Originally starting on the @ArtF76 twitter account, an account dedicated to creating and sharing art from Fallout 76 players, users from all over the internet have begun contributing their own examples to the ongoing hashtag. Some of the top examples of this latest art project include recreations of covers from bands like The Ramones and The Who. Although, the artwork isn't limited to classics either, artists like Adele and Sia are also finding their albums spread among the vast list of fan creations.

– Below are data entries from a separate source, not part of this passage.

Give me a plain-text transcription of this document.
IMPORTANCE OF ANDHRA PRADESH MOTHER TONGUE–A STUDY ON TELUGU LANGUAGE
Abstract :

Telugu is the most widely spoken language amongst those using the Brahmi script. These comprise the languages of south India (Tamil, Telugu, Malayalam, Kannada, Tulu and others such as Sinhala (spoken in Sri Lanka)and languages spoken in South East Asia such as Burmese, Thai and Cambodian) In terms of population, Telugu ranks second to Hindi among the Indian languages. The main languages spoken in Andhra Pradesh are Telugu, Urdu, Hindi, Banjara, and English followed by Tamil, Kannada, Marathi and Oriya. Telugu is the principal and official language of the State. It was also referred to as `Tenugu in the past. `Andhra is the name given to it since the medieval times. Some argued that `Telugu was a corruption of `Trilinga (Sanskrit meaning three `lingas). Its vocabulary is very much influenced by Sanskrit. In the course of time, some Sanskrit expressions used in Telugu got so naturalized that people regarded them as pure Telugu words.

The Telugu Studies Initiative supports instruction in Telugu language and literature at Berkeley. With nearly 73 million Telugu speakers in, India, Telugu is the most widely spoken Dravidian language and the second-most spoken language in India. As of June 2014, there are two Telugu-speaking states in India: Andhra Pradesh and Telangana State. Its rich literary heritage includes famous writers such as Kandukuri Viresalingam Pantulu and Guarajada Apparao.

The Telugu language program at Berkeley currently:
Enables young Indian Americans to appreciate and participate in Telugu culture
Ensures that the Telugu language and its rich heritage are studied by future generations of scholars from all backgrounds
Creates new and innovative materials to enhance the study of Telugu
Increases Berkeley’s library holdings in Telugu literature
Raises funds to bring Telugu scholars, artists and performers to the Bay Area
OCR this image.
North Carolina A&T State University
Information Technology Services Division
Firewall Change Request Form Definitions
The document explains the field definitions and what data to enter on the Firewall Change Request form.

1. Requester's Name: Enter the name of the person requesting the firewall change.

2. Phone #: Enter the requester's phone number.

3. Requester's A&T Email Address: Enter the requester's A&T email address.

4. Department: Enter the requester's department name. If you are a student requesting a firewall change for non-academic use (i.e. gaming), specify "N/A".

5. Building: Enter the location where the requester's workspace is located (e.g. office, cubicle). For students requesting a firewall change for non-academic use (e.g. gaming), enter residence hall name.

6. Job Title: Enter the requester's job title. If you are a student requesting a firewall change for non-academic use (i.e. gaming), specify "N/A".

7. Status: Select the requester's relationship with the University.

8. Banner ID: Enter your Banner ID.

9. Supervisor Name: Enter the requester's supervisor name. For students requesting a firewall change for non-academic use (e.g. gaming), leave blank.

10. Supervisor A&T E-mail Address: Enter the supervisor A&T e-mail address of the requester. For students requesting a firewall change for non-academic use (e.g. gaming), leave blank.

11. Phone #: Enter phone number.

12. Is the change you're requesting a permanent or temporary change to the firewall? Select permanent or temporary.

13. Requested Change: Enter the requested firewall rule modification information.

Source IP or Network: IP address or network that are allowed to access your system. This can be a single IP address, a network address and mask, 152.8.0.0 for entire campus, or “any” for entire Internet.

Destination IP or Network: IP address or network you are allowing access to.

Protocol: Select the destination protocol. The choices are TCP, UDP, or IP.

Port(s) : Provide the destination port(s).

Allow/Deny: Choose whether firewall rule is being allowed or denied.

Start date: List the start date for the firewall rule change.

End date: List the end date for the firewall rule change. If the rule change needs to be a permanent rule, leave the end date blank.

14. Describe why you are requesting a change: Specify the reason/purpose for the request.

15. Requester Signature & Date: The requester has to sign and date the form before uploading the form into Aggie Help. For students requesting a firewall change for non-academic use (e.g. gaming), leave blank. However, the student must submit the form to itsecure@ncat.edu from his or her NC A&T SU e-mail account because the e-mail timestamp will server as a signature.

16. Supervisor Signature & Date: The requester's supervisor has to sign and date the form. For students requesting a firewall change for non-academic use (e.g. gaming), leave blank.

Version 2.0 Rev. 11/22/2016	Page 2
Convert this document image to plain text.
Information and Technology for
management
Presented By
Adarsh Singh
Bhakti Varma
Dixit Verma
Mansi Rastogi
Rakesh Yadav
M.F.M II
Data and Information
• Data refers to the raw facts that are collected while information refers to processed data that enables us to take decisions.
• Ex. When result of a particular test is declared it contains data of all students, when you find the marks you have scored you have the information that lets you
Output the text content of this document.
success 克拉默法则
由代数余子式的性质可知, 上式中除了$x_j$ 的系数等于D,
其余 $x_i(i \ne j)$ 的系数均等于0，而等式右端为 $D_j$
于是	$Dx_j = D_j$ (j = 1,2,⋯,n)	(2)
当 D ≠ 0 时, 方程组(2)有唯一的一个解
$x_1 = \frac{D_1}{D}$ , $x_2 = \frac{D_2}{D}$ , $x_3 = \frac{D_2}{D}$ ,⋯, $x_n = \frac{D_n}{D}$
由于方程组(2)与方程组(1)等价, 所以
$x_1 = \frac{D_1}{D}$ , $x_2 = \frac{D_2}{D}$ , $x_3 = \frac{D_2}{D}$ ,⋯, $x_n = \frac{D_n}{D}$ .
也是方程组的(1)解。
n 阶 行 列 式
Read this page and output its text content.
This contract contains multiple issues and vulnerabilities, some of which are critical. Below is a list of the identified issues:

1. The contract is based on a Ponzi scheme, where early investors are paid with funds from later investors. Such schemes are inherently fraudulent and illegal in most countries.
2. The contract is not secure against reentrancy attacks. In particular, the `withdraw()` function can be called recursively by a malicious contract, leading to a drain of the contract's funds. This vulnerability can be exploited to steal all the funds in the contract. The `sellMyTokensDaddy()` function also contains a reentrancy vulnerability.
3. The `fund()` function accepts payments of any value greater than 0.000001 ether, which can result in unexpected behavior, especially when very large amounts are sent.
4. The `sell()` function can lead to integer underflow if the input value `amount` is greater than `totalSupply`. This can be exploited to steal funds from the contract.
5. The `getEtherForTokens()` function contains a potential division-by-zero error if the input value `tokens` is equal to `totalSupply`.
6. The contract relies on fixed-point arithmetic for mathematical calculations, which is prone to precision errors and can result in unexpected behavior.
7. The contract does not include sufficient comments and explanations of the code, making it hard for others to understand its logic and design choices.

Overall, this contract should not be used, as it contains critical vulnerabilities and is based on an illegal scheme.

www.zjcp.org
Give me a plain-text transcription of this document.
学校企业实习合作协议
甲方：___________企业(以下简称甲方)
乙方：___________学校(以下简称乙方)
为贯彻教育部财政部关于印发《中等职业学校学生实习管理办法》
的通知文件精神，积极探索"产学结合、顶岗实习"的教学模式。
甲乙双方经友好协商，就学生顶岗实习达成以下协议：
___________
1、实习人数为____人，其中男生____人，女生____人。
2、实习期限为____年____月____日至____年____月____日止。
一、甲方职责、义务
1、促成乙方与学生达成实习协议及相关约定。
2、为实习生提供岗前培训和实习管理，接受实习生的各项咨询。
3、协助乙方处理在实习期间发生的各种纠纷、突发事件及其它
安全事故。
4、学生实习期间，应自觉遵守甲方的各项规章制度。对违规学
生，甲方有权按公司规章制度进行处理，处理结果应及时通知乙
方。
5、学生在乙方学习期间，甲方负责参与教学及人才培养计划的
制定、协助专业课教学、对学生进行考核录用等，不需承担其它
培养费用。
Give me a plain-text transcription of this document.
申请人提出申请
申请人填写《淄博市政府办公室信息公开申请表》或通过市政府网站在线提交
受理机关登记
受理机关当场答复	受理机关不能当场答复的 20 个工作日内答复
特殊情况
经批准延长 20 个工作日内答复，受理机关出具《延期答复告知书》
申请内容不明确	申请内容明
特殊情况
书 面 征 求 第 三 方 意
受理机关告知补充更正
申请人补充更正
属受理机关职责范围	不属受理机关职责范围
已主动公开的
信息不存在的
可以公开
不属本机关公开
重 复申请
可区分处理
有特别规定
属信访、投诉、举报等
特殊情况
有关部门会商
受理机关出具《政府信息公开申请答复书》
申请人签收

Went with “Who’s Next” for my 2nd attempt in the #F76AlbumCovers series the guys @ArtF76 started. Thx to @ObnoxiousDarth @WastelandSam and @derby322 for use of your modeling talents (your caps are in the mail). #F76artproject #Fallout #Fallout76 pic.twitter.com/v4azOgslF6— WilWonka (@wilwonka) October 2, 2019
Ready for another #f76ArtProject? We’re recreating album covers in #fallout76! Join in on the fun by making your own and sharing your pic with #F76albumcovers. We’ll retweet some from our dedicated account @artf76 Here’s one I did of one of my absolute favourites #TheRamones pic.twitter.com/jqECWDW7mF— PantaBOOlia 👻🎃🐰🎮 (@Pantagruelia) October 1, 2019
This is all possible thanks to Fallout 76's many activities, which allow players the freedom to create images of themselves with interfaces like the photo mode. Photo mode lets players pull the camera away from their character and freely move around the immediate area. While a number of posts required outside editing, especially to add the titles, most of the effects that make the album covers work is achieved through the filters and settings in the photo mode, allowing players to take grainy, black and white pictures to match the pictures they're emulating. Although, working with this type of interface is nothing new, with games like Shadow of Mordor, Horizon Zero Dawn, and God of War having a photo mode for players to fiddle around with.
With so many MMOs like Fallout 76 out there, from Destiny 2 to Bethesda's own Elder Scrolls Online, it comes down to the smallest details to keep players engaged as the developers continue to pump out new DLC and Events to keep up revenue. When Fallout 76 first released in November of last year, it seemed that Bethesda dropped the ball with the bugs and issues that plagued the launch, but it seems to be paying attention and offering earnest attempts to fix its problems. The recent news of a Public Test Server certainly shows that it's headed in the right direction.
Fallout 76 is available now on PC, PS4, and Xbox One.